Ecco le regioni dove sono stati erogati più mutui a tasso variabile.
A livello nazionale, il 15% dei mutuatari ha scelto il variabile negli ultimi 18 mesi
Milano, luglio 2023. L’aumento dei tassi di interesse sta pesando sulle tasche degli italiani che hanno sottoscritto un mutuo variabile, ma quali sono le aree del Paese più colpite? Secondo l’analisi* congiunta Facile.it – Mutui.it le regioni più esposte agli aumenti sono il Friuli-Venezia Giulia, dove, negli ultimi 18 mesi, il 17,5% dei nuovi mutuatari ha scelto il variabile, l’Abruzzo (16,1%) e l’Emilia-Romagna (15,9%). E oggi, inutile negarlo, devono affrontare diverse difficoltà.

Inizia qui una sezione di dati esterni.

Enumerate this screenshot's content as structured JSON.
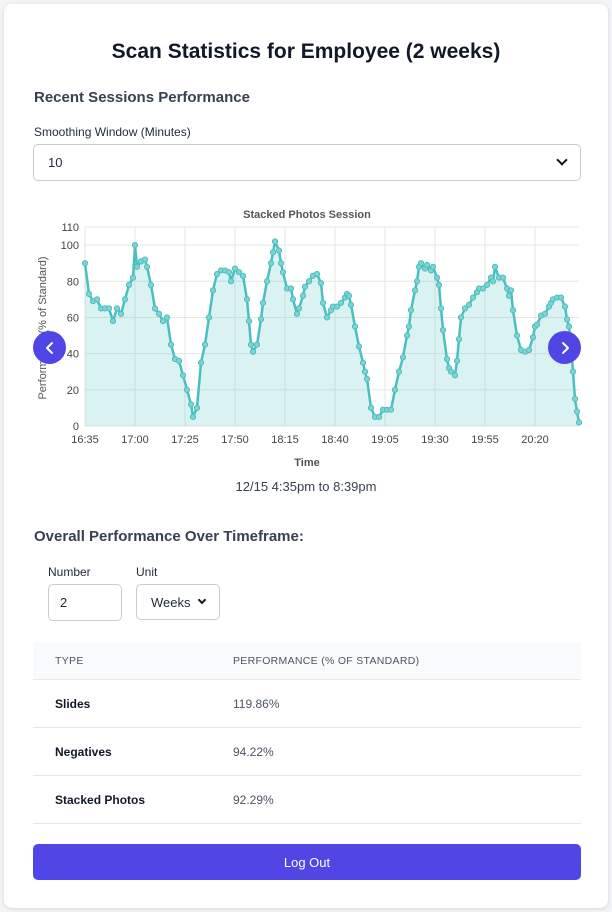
{
  "page": {
    "title": "Scan Statistics for Employee (2 weeks)"
  },
  "recent": {
    "section_title": "Recent Sessions Performance",
    "smoothing_label": "Smoothing Window (Minutes)",
    "smoothing_value": "10"
  },
  "chart_data": {
    "type": "area",
    "title": "Stacked Photos Session",
    "xlabel": "Time",
    "ylabel": "Performance (% of Standard)",
    "ylim": [
      0,
      110
    ],
    "yticks": [
      0,
      20,
      40,
      60,
      80,
      100,
      110
    ],
    "xtick_labels": [
      "16:35",
      "17:00",
      "17:25",
      "17:50",
      "18:15",
      "18:40",
      "19:05",
      "19:30",
      "19:55",
      "20:20"
    ],
    "x_range_minutes": [
      0,
      247
    ],
    "points": [
      [
        0,
        90
      ],
      [
        2,
        73
      ],
      [
        4,
        69
      ],
      [
        6,
        70
      ],
      [
        8,
        65
      ],
      [
        10,
        65
      ],
      [
        12,
        65
      ],
      [
        14,
        58
      ],
      [
        16,
        65
      ],
      [
        18,
        62
      ],
      [
        20,
        70
      ],
      [
        22,
        78
      ],
      [
        24,
        82
      ],
      [
        25,
        100
      ],
      [
        26,
        88
      ],
      [
        28,
        91
      ],
      [
        30,
        92
      ],
      [
        31,
        88
      ],
      [
        33,
        78
      ],
      [
        35,
        65
      ],
      [
        37,
        62
      ],
      [
        39,
        58
      ],
      [
        41,
        60
      ],
      [
        43,
        45
      ],
      [
        45,
        37
      ],
      [
        47,
        36
      ],
      [
        49,
        28
      ],
      [
        51,
        20
      ],
      [
        53,
        12
      ],
      [
        54,
        5
      ],
      [
        56,
        10
      ],
      [
        58,
        35
      ],
      [
        60,
        45
      ],
      [
        62,
        60
      ],
      [
        64,
        75
      ],
      [
        66,
        84
      ],
      [
        68,
        86
      ],
      [
        70,
        86
      ],
      [
        72,
        85
      ],
      [
        73,
        80
      ],
      [
        75,
        87
      ],
      [
        77,
        85
      ],
      [
        79,
        83
      ],
      [
        81,
        70
      ],
      [
        82,
        58
      ],
      [
        83,
        45
      ],
      [
        84,
        41
      ],
      [
        86,
        45
      ],
      [
        88,
        59
      ],
      [
        89,
        68
      ],
      [
        91,
        80
      ],
      [
        93,
        90
      ],
      [
        94,
        96
      ],
      [
        95,
        102
      ],
      [
        97,
        97
      ],
      [
        98,
        90
      ],
      [
        99,
        85
      ],
      [
        101,
        76
      ],
      [
        103,
        76
      ],
      [
        104,
        70
      ],
      [
        106,
        62
      ],
      [
        107,
        65
      ],
      [
        109,
        72
      ],
      [
        110,
        77
      ],
      [
        112,
        80
      ],
      [
        114,
        83
      ],
      [
        116,
        84
      ],
      [
        118,
        79
      ],
      [
        119,
        68
      ],
      [
        121,
        60
      ],
      [
        123,
        64
      ],
      [
        124,
        66
      ],
      [
        126,
        66
      ],
      [
        128,
        68
      ],
      [
        130,
        71
      ],
      [
        131,
        73
      ],
      [
        132,
        72
      ],
      [
        133,
        67
      ],
      [
        135,
        55
      ],
      [
        137,
        44
      ],
      [
        139,
        35
      ],
      [
        140,
        30
      ],
      [
        141,
        26
      ],
      [
        143,
        10
      ],
      [
        145,
        5
      ],
      [
        147,
        5
      ],
      [
        149,
        9
      ],
      [
        151,
        9
      ],
      [
        153,
        9
      ],
      [
        155,
        20
      ],
      [
        157,
        30
      ],
      [
        159,
        38
      ],
      [
        161,
        50
      ],
      [
        162,
        55
      ],
      [
        163,
        64
      ],
      [
        165,
        75
      ],
      [
        166,
        80
      ],
      [
        167,
        88
      ],
      [
        168,
        90
      ],
      [
        170,
        87
      ],
      [
        171,
        89
      ],
      [
        173,
        86
      ],
      [
        174,
        88
      ],
      [
        176,
        82
      ],
      [
        177,
        78
      ],
      [
        178,
        65
      ],
      [
        179,
        53
      ],
      [
        181,
        37
      ],
      [
        182,
        32
      ],
      [
        183,
        30
      ],
      [
        185,
        28
      ],
      [
        186,
        36
      ],
      [
        187,
        48
      ],
      [
        188,
        60
      ],
      [
        190,
        65
      ],
      [
        192,
        67
      ],
      [
        194,
        71
      ],
      [
        196,
        74
      ],
      [
        197,
        76
      ],
      [
        199,
        76
      ],
      [
        201,
        78
      ],
      [
        203,
        82
      ],
      [
        204,
        80
      ],
      [
        205,
        88
      ],
      [
        207,
        82
      ],
      [
        209,
        82
      ],
      [
        211,
        76
      ],
      [
        212,
        72
      ],
      [
        213,
        75
      ],
      [
        214,
        64
      ],
      [
        216,
        50
      ],
      [
        218,
        42
      ],
      [
        220,
        41
      ],
      [
        222,
        42
      ],
      [
        224,
        49
      ],
      [
        225,
        55
      ],
      [
        226,
        56
      ],
      [
        228,
        61
      ],
      [
        230,
        62
      ],
      [
        232,
        66
      ],
      [
        233,
        68
      ],
      [
        234,
        70
      ],
      [
        236,
        71
      ],
      [
        238,
        71
      ],
      [
        240,
        66
      ],
      [
        241,
        59
      ],
      [
        242,
        55
      ],
      [
        243,
        45
      ],
      [
        244,
        30
      ],
      [
        245,
        15
      ],
      [
        246,
        8
      ],
      [
        247,
        2
      ]
    ]
  },
  "chart_nav": {
    "prev_icon": "chevron-left-icon",
    "next_icon": "chevron-right-icon",
    "accent_color": "#4f46e5",
    "line_color": "#4bbfc0"
  },
  "session_range": "12/15 4:35pm to 8:39pm",
  "overall": {
    "section_title": "Overall Performance Over Timeframe:",
    "number_label": "Number",
    "number_value": "2",
    "unit_label": "Unit",
    "unit_value": "Weeks"
  },
  "table": {
    "headers": [
      "TYPE",
      "PERFORMANCE (% OF STANDARD)"
    ],
    "rows": [
      {
        "type": "Slides",
        "performance": "119.86%"
      },
      {
        "type": "Negatives",
        "performance": "94.22%"
      },
      {
        "type": "Stacked Photos",
        "performance": "92.29%"
      }
    ]
  },
  "footer": {
    "logout_label": "Log Out"
  }
}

Se a livello nazionale, da gennaio 2022 a giugno 2023, circa il 14,5% dei nuovi mutuatari ha optato per un variabile puro, va detto che analizzando l’andamento mensile delle erogazioni risulta evidente come la concessione di questo tipo di finanziamenti sia costantemente calata negli ultimi 6 mesi. A giugno 2023 i mutui variabili pesavano meno del 10% del totale, a fronte di un 33% rilevato nell’ultimo trimestre del 2022, periodo durante il quale molti mutuatari, a causa di indici Euribor all’epoca più convenienti rispetto agli Irs, hanno scelto di puntare su questa formula.
«L’erogazione di mutui a tasso variabile è destinata a calare ulteriormente, se si considera che tra la richiesta del mutuo e la stipula passano in media 4-5 mesi», spiega Ivano Cresto, Managing Director prodotti di finanziamento di Facile.it. «Questo significa che i mutui variabili erogati nella prima parte del 2023 sono stati richiesti nel secondo semestre 2022, quando la Bce aveva appena iniziato ad aumentare i tassi. Oggi la richiesta di variabili è ai minimi, inferiore al 2% del totale e l’effetto sugli erogati sarà molto evidente nei prossimi mesi».
Continuando a scorrere la graduatoria regionale, dietro a Friuli-Venezia Giulia, Abruzzo ed Emilia-Romagna si posizionano il Piemonte, area dove, negli ultimi 18 mesi, il 15,2% dei mutuatari alle prese con l’acquisto della prima casa ha ottenuto un mutuo a tasso variabile ed il Veneto (15,1%).
Guardando alle aree del Paese dove la quota di mutui variabili sul totale è invece più bassa, al primo posto si trova la Campania - qui, dal 2022 ad oggi, solo il 12,6% dei mutuatari ha optato per un finanziamento variabile - e seguono, quasi a pari merito, il Lazio con una percentuale di variabili pari al 13,2% del totale e la Sardegna (13,3%).
Il variabile in Italia
Analizzando l’identikit di chi, a livello nazionale, ha ottenuto un mutuo a tasso variabile negli ultimi 18 mesi emerge che, in media, l’importo erogato è pari a poco più di 142.000 euro, richiesto per l’acquisto di un immobile di valore pari, sempre in media, a 192.000 euro.
Chi ha presentato domanda di finanziamento aveva, all’atto della richiesta, poco più di 35 anni e ha siglato un piano di ammortamento pari a 26 anni e mezzo.
Secondo le simulazioni di Facile.it**, chi ha ottenuto questo finanziamento a gennaio 2022 (142.000 euro da restituire in 25 anni), oggi si troverebbe a pagare una rata di circa 816 euro, vale a dire il 60% in più rispetto a quella iniziale (514 euro), con un tasso (Tan) passato da 0,67%, a 4,83%.
* Analisi realizzata su un campione di oltre 20.000 pratiche di mutuo prima casa raccolte da Facile.it da gennaio 2022 a giugno 2023.
** Le simulazioni realizzate da Facile.it sono fatte su un mutuo da 142.000 euro in 25 anni, Tan iniziale 0,67% (Euribor3m+1,25%); la stima sull’impatto dell’aumento delle rate non tiene in considerazione l’ammortamento della quota capitale, elemento che potrebbe variare in base alle caratteristiche del mutuo.